Allerdings kommt für Fluggesellschaften hinzu, dass sie nicht jeden außergewöhnlichen Umstand einfach hinnehmen können. Sie müssen daher gegebenenfalls nachweisen, dass sie die Verspätung auch bei Ergreifen zumutbarer Maßnahmen nicht hätten vermeiden können. Die Frage einer Entschädigung oder keiner Entschädigung ist also noch davon abhängig, welche Anstrengungen einer Fluggesellschaft bei einem Vogelschlag zumutbar sind.

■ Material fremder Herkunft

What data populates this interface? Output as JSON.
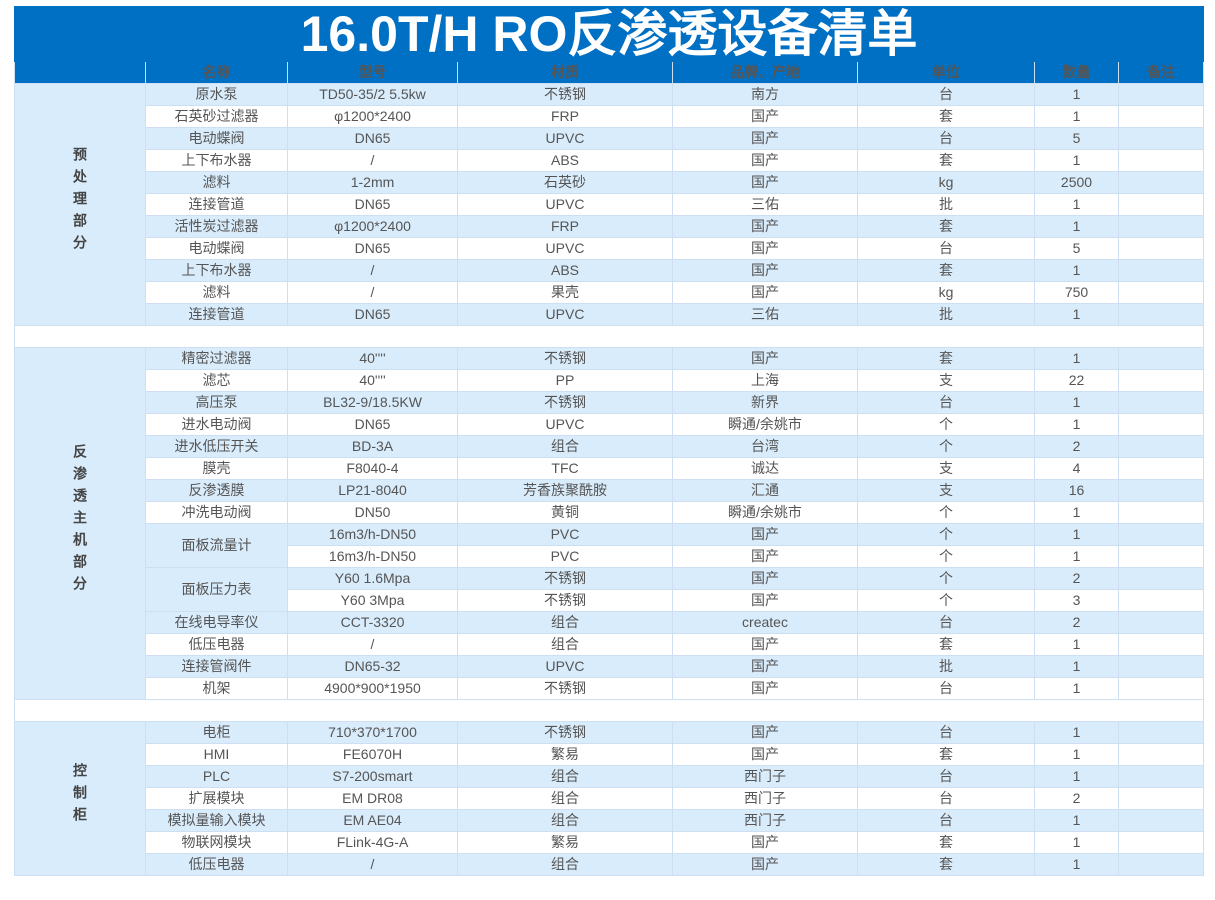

Kein Check auf Schäden über Gebühr

Was muss eine Fluggesellschaft insofern nach einem erlittenen Vogelschlag unternehmen, um eine Verspätung oder ähnliche Nachteile für ihre Passagiere gering zu halten? Abstriche bei der Sicherheit mit Blick auf einen notwendigen Check auf Schäden am Flugzeug dürfe es dem EuGH zufolge nicht geben.

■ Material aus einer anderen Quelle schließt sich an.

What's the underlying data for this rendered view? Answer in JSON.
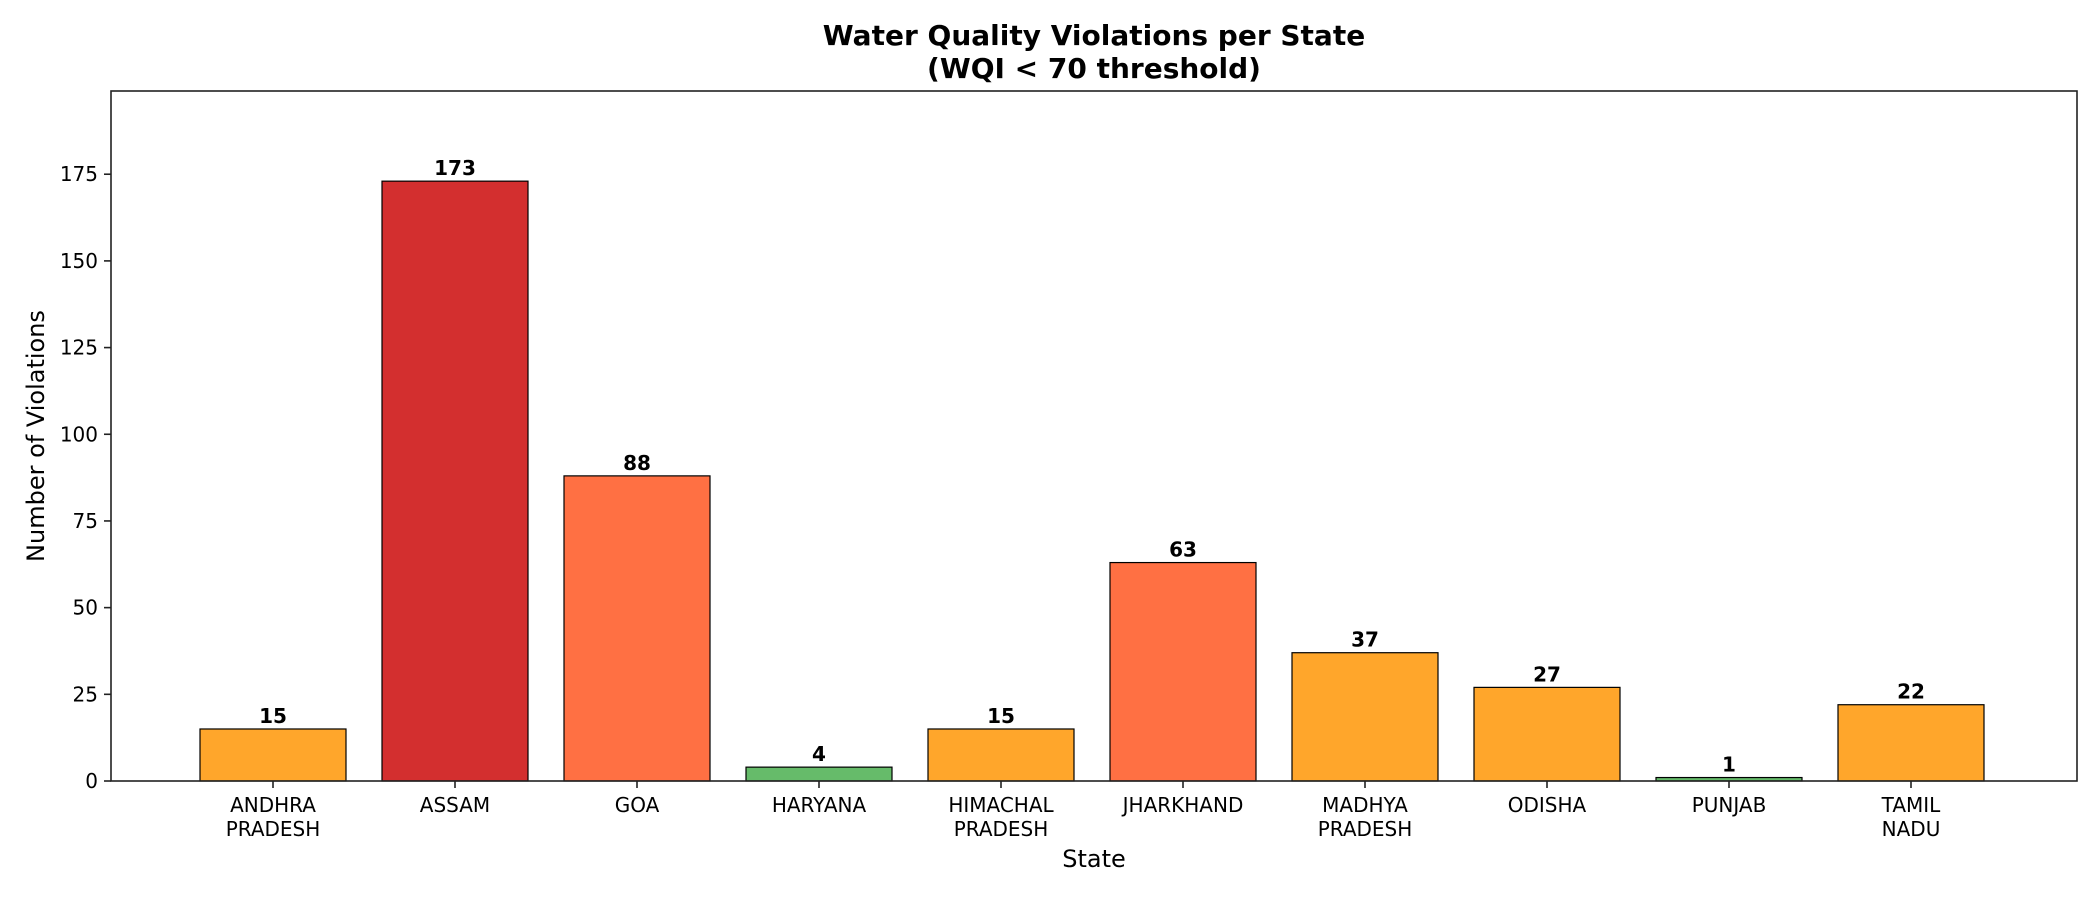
{
  "chart_data": {
    "type": "bar",
    "title": "Water Quality Violations per State\n(WQI < 70 threshold)",
    "title_lines": [
      "Water Quality Violations per State",
      "(WQI < 70 threshold)"
    ],
    "xlabel": "State",
    "ylabel": "Number of Violations",
    "categories": [
      "ANDHRA\nPRADESH",
      "ASSAM",
      "GOA",
      "HARYANA",
      "HIMACHAL\nPRADESH",
      "JHARKHAND",
      "MADHYA\nPRADESH",
      "ODISHA",
      "PUNJAB",
      "TAMIL\nNADU"
    ],
    "values": [
      15,
      173,
      88,
      4,
      15,
      63,
      37,
      27,
      1,
      22
    ],
    "colors": [
      "#FFA62B",
      "#D32F2F",
      "#FF7043",
      "#66BB6A",
      "#FFA62B",
      "#FF7043",
      "#FFA62B",
      "#FFA62B",
      "#66BB6A",
      "#FFA62B"
    ],
    "data_labels": [
      "15",
      "173",
      "88",
      "4",
      "15",
      "63",
      "37",
      "27",
      "1",
      "22"
    ],
    "yticks": [
      0,
      25,
      50,
      75,
      100,
      125,
      150,
      175
    ],
    "ylim": [
      0,
      199
    ],
    "grid": false,
    "legend": "none"
  }
}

Ein weiterer Check, weil ihn der Flugzeugeigentümer oder die Fluggesellschaft ihn mangels Vertrauen in die Techniker vor Ort verlange, gehe aber zu weit. Die Techniker hatten hier bereits keine Schäden festgestellt. Danach konnte sich die betroffene Fluggesellschaft in diesem Fall aber auch nicht mehr auf einen außergewöhnlichen Umstand berufen. Denn erst das unnötige Einfliegen eines eigenen Technikers hatte letztlich maßgeblich zur Verspätung beigetragen. Allein die Vermeidung einer Auseinandersetzung mit Außenstehenden – wie hier mit dem Flugzeugeigentümer – genüge mit Blick auf die Rechte der Passagiere nicht, um ihnen die Entschädigung zu verweigern. Insofern können Fluggesellschaft und Flugzeugeigentümer die Angelegenheit auch nachträglich regeln.

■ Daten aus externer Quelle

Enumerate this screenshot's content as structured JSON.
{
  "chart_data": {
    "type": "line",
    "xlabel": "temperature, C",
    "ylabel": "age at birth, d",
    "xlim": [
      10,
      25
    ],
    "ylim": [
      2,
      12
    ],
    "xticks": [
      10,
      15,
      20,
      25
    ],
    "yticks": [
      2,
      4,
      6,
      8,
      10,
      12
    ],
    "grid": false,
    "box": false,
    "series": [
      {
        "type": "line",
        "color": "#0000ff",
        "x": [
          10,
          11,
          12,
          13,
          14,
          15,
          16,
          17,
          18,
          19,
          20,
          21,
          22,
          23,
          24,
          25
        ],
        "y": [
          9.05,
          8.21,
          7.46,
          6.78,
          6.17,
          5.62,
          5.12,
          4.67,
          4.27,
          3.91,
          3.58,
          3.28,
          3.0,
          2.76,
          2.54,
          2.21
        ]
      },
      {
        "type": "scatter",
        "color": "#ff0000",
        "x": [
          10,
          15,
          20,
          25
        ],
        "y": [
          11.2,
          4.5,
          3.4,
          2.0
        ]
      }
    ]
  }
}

Präventive Maßnahmen gegen Vogelschlag

Grundsätzlich sind Fluggesellschaften laut EuGH auch präventive Maßnahmen zur Vogelabwehr zumutbar. Allerdings müssen sie diese auch ergreifen können. Insofern ist es ihnen nicht mehr zumutbar, dass Fluggesellschaften für Schutzmaßnahmen gegen Vögel – wie etwa mittels Licht und Tönen – an Flughäfen sorgen. Denn das falle nicht mehr in ihre Zuständigkeit. Konkrete präventive Maßnahmen durch Fluggessellschaften nannte der EuGH jedoch nicht. Offen ließ der EuGH zudem die ebenfalls an ihn gestellte Frage, ob Flugunternehmen schon bei ihrer Flugplanung das Risiko von Vogelkollisionen mitberücksichtigen müssen. Diese Frage beinhalte eine bloße Annahme, wie sich Vogelkollisionen vermeiden ließen. Für die Entscheidung sei eine Antwort darauf nicht erforderlich.